Terahertz emitters and detectors based on double-graphene-layer van der Waals heterostructures

Double-graphene-layer (DGL) heterostructures have recently attracted much attention due to their potential applications in high speed modulators of terahertz (THz) and infrared (IR) radiation, transistors, and THz photomixers [1]. In this work we report experimental observation of THz emission and detection in the DGL device structures.
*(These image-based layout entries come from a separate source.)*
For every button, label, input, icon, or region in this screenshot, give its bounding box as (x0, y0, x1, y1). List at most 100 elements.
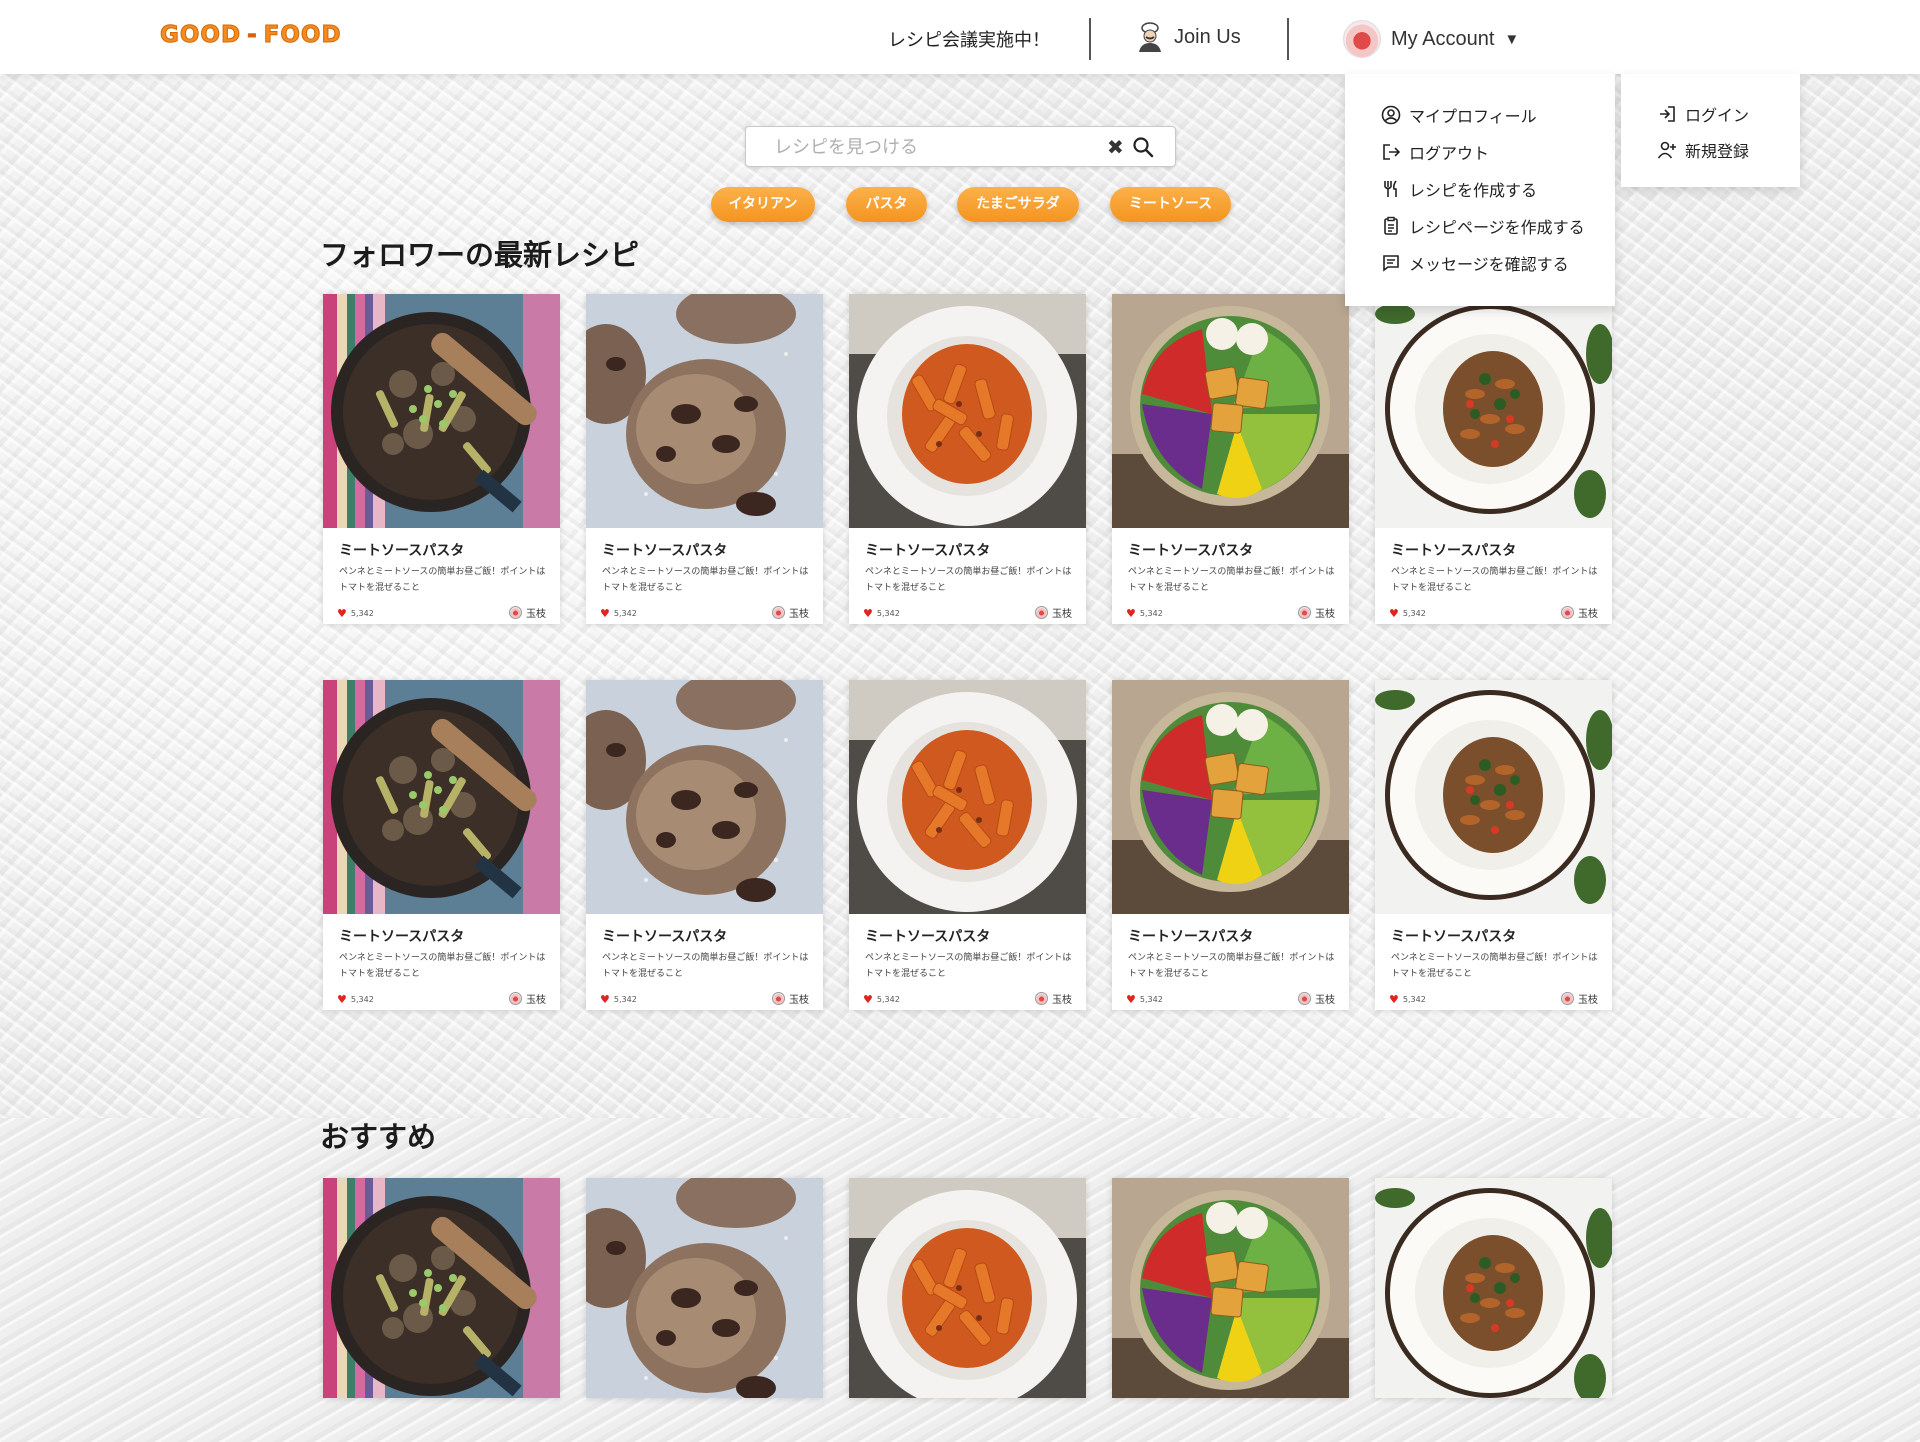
menu-item-my-profile[interactable]: マイプロフィール (1345, 96, 1615, 133)
logo-separator: - (247, 22, 258, 49)
likes-count[interactable]: ♥ 5,342 (1389, 994, 1426, 1005)
recipe-title: ミートソースパスタ (602, 543, 728, 559)
likes-count[interactable]: ♥ 5,342 (600, 994, 637, 1005)
recipe-card[interactable]: ミートソースパスタペンネとミートソースの簡単お昼ご飯！ポイントはトマトを混ぜるこ… (323, 1178, 560, 1398)
author-name: 玉枝 (789, 609, 809, 620)
user-circle-icon (1381, 105, 1401, 124)
author-avatar (1561, 606, 1574, 619)
account-dropdown-menu: マイプロフィール ログアウト レシピを作成する レシピページを作成する メッセー… (1345, 74, 1615, 306)
likes-count[interactable]: ♥ 5,342 (600, 608, 637, 619)
recipe-author[interactable]: 玉枝 (509, 991, 546, 1006)
menu-item-label: メッセージを確認する (1409, 254, 1569, 274)
recipe-card[interactable]: ミートソースパスタペンネとミートソースの簡単お昼ご飯！ポイントはトマトを混ぜるこ… (1375, 294, 1612, 624)
likes-count[interactable]: ♥ 5,342 (337, 608, 374, 619)
recipe-card[interactable]: ミートソースパスタペンネとミートソースの簡単お昼ご飯！ポイントはトマトを混ぜるこ… (1112, 1178, 1349, 1398)
my-account-toggle[interactable]: My Account ▼ (1343, 20, 1519, 58)
logo-text-food: FOOD (263, 22, 342, 49)
recipe-card[interactable]: ミートソースパスタペンネとミートソースの簡単お昼ご飯！ポイントはトマトを混ぜるこ… (849, 1178, 1086, 1398)
recipe-description: ペンネとミートソースの簡単お昼ご飯！ポイントはトマトを混ぜること (602, 567, 809, 593)
recipe-card[interactable]: ミートソースパスタペンネとミートソースの簡単お昼ご飯！ポイントはトマトを混ぜるこ… (586, 294, 823, 624)
likes-count[interactable]: ♥ 5,342 (1126, 994, 1163, 1005)
tag-italian[interactable]: イタリアン (711, 187, 815, 222)
recipe-image-chocolate-cookie (586, 680, 823, 914)
recipe-author[interactable]: 玉枝 (1298, 991, 1335, 1006)
recipe-image-chocolate-cookie (586, 1178, 823, 1398)
recipe-title: ミートソースパスタ (1391, 929, 1517, 945)
author-avatar (1035, 992, 1048, 1005)
recipe-card[interactable]: ミートソースパスタペンネとミートソースの簡単お昼ご飯！ポイントはトマトを混ぜるこ… (1375, 1178, 1612, 1398)
recipe-author[interactable]: 玉枝 (772, 605, 809, 620)
menu-item-register[interactable]: 新規登録 (1621, 132, 1800, 168)
recipe-card[interactable]: ミートソースパスタペンネとミートソースの簡単お昼ご飯！ポイントはトマトを混ぜるこ… (586, 1178, 823, 1398)
tag-egg-salad[interactable]: たまごサラダ (957, 187, 1079, 222)
likes-count[interactable]: ♥ 5,342 (863, 994, 900, 1005)
recipe-image-salad-bowl (1112, 1178, 1349, 1398)
recipe-description: ペンネとミートソースの簡単お昼ご飯！ポイントはトマトを混ぜること (339, 567, 546, 593)
recipe-title: ミートソースパスタ (339, 929, 465, 945)
recipe-author[interactable]: 玉枝 (1561, 605, 1598, 620)
likes-value: 5,342 (350, 609, 374, 618)
clear-icon[interactable]: ✖ (1107, 135, 1124, 159)
recipe-card[interactable]: ミートソースパスタペンネとミートソースの簡単お昼ご飯！ポイントはトマトを混ぜるこ… (849, 680, 1086, 1010)
site-logo[interactable]: GOOD - FOOD (159, 22, 342, 49)
recipe-card[interactable]: ミートソースパスタペンネとミートソースの簡単お昼ご飯！ポイントはトマトを混ぜるこ… (1112, 294, 1349, 624)
recipe-description: ペンネとミートソースの簡単お昼ご飯！ポイントはトマトを混ぜること (865, 953, 1072, 979)
likes-count[interactable]: ♥ 5,342 (863, 608, 900, 619)
menu-item-label: 新規登録 (1685, 142, 1750, 161)
join-us-button[interactable]: Join Us (1136, 22, 1241, 52)
search-icon[interactable] (1132, 136, 1154, 158)
recipe-author[interactable]: 玉枝 (772, 991, 809, 1006)
recipe-author[interactable]: 玉枝 (509, 605, 546, 620)
recipe-description: ペンネとミートソースの簡単お昼ご飯！ポイントはトマトを混ぜること (865, 567, 1072, 593)
menu-item-login[interactable]: ログイン (1621, 96, 1800, 132)
recipe-author[interactable]: 玉枝 (1035, 991, 1072, 1006)
search-input[interactable] (774, 135, 1094, 159)
recipe-description: ペンネとミートソースの簡単お昼ご飯！ポイントはトマトを混ぜること (1391, 567, 1598, 593)
heart-icon: ♥ (863, 607, 873, 620)
recipe-image-salad-bowl (1112, 680, 1349, 914)
likes-count[interactable]: ♥ 5,342 (1126, 608, 1163, 619)
recipe-card[interactable]: ミートソースパスタペンネとミートソースの簡単お昼ご飯！ポイントはトマトを混ぜるこ… (1112, 680, 1349, 1010)
user-plus-icon (1657, 141, 1676, 159)
heart-icon: ♥ (600, 993, 610, 1006)
likes-value: 5,342 (613, 995, 637, 1004)
menu-item-logout[interactable]: ログアウト (1345, 133, 1615, 170)
recipe-card[interactable]: ミートソースパスタペンネとミートソースの簡単お昼ご飯！ポイントはトマトを混ぜるこ… (323, 680, 560, 1010)
chevron-down-icon: ▼ (1504, 30, 1520, 48)
menu-item-label: ログアウト (1409, 143, 1490, 163)
likes-count[interactable]: ♥ 5,342 (337, 994, 374, 1005)
recipe-author[interactable]: 玉枝 (1035, 605, 1072, 620)
tag-meat-sauce[interactable]: ミートソース (1110, 187, 1231, 222)
tag-pasta[interactable]: パスタ (846, 187, 927, 222)
top-navbar: GOOD - FOOD レシピ会議実施中！ Join Us My Account ▼ (0, 0, 1920, 74)
announcement-link[interactable]: レシピ会議実施中！ (888, 26, 1050, 52)
recipe-title: ミートソースパスタ (1128, 543, 1254, 559)
avatar (1343, 20, 1381, 58)
recipe-author[interactable]: 玉枝 (1298, 605, 1335, 620)
heart-icon: ♥ (337, 993, 347, 1006)
recipe-description: ペンネとミートソースの簡単お昼ご飯！ポイントはトマトを混ぜること (1128, 953, 1335, 979)
likes-count[interactable]: ♥ 5,342 (1389, 608, 1426, 619)
recipe-search-box: ✖ (745, 126, 1176, 167)
recipe-card[interactable]: ミートソースパスタペンネとミートソースの簡単お昼ご飯！ポイントはトマトを混ぜるこ… (1375, 680, 1612, 1010)
recipe-description: ペンネとミートソースの簡単お昼ご飯！ポイントはトマトを混ぜること (339, 953, 546, 979)
author-name: 玉枝 (1052, 995, 1072, 1006)
recipe-card[interactable]: ミートソースパスタペンネとミートソースの簡単お昼ご飯！ポイントはトマトを混ぜるこ… (849, 294, 1086, 624)
recipe-author[interactable]: 玉枝 (1561, 991, 1598, 1006)
recipe-title: ミートソースパスタ (1128, 929, 1254, 945)
author-name: 玉枝 (526, 609, 546, 620)
recipe-card[interactable]: ミートソースパスタペンネとミートソースの簡単お昼ご飯！ポイントはトマトを混ぜるこ… (323, 294, 560, 624)
followers-section-title: フォロワーの最新レシピ (320, 238, 640, 272)
recipe-description: ペンネとミートソースの簡単お昼ご飯！ポイントはトマトを混ぜること (602, 953, 809, 979)
likes-value: 5,342 (613, 609, 637, 618)
likes-value: 5,342 (1139, 995, 1163, 1004)
menu-item-check-messages[interactable]: メッセージを確認する (1345, 244, 1615, 281)
heart-icon: ♥ (863, 993, 873, 1006)
recipe-card[interactable]: ミートソースパスタペンネとミートソースの簡単お昼ご飯！ポイントはトマトを混ぜるこ… (586, 680, 823, 1010)
menu-item-create-recipe[interactable]: レシピを作成する (1345, 170, 1615, 207)
heart-icon: ♥ (337, 607, 347, 620)
menu-item-create-recipe-page[interactable]: レシピページを作成する (1345, 207, 1615, 244)
heart-icon: ♥ (1389, 993, 1399, 1006)
logo-text-good: GOOD (159, 22, 242, 49)
recipe-image-stir-fry-pan (323, 1178, 560, 1398)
We demonstrate that the photon-assisted resonant radiative inter-GL transitions enable the applications of such devices for THz/IR lasers and photodetectors (PDs) [2-5]. The schematic of the fabricated devices is shown in Fig. 1. The main element of both the lasers and PDs under consideration is a D-GL heterostructure with the independently contacted GLs (in red) separated by the thin transparent tunnel-barrier layer. The bias voltage V applied between the GL's contacts induces the electron and hole gases in the opposing GLs. The electron and hole densities in GLs are also controlled by the gate voltage V_g. Figure 2 show SEM image of the fabricated devices where the metal contact connected to the upper and lower graphene sheets can be seen as well as the active area of devices (700 nm × 1500 nm). The voltage-dependent band-offset energy (designated with 'Δ' in Fig. 3) between the Dirac points of the GLs and the depolarization shift determine the energies of the photons emitted (in the lasers) or absorbed (in the PDs) in the resonant-tunneling inter-GL transitions. The tunneling causes all excess charges in the n-type GL to recombine with the holes in the p-type GL. Figure 3 indicates the inter-GL radiative C-C and V-V transitions in D-GL laser (Fig. 3(a)) PD (Fig. 3(b)) structures.